Camarero
Imagen de archivo de un camarero. ARCHIVO

El número de empresas que optan por la franquicia como modelo de negocio y expansión es cada vez mayor. Durante 2014, se ha registrado un considerable incremento en la cifra total de cadenas creadas y aperturas de nuevos puntos de venta, siendo las redes pertenecientes a los sectores moda, accesorios y restauración las que congregan más volumen de negocio en nuestro mercado, según un estudio de Michael Page.

Las franquicias han demostrado ser un modelo de negocio fuerte, que implica un menor riesgo que otro negocio independiente 

Entre otros factores, este crecimiento se debe a la gran competitividad y profesionalización de las franquicias existentes y refleja el inicio de un periodo de recuperación económica y nuevas oportunidades.

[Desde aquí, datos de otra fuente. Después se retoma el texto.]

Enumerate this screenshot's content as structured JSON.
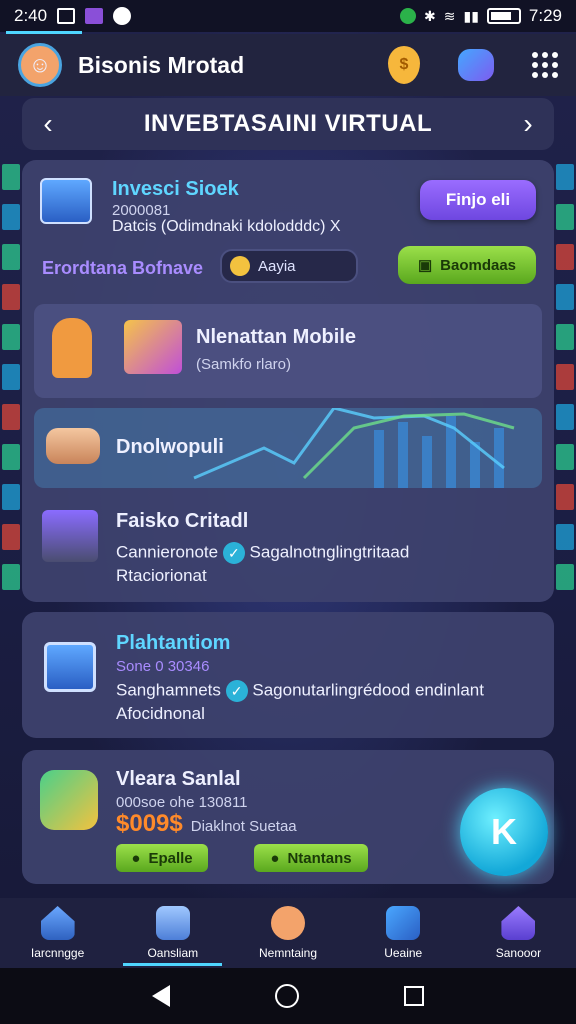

Con la situación actual del mercado, las franquicias han demostrado ser un modelo de negocio fuerte, que implica un menor riesgo y exposición al fracaso frente a los proyectos de emprendimiento independiente.

Sin embargo, antes de iniciar una nueva aventura empresarial, los operadores con franquicias deben informar a los franquiciados sobre la inversión que llevarán a cabo, concretar sus futuras implicaciones y especificar las pautas que determinarán el correcto funcionamiento del establecimiento. A continuación mostramos las cinco prácticas que ayudarán a gestionar una franquicia:

Métodos formativos y gestión de equipos: El capital humano es el principal activo de una compañía y, por tanto, influye en el éxito de una franquicia. Para garantizar los estándares operativos, resulta fundamental transmitir a los franquiciados conocimientos sobre la franquicia a través de un sistema de formación continua e incluso compartir con ellos manuales de buenas prácticas que puedan tomar como referencia. Para ello, es conveniente contar con los franquiciados que presentan mejores resultados y poder extrapolar así las iniciativas más exitosas al resto de franquicias.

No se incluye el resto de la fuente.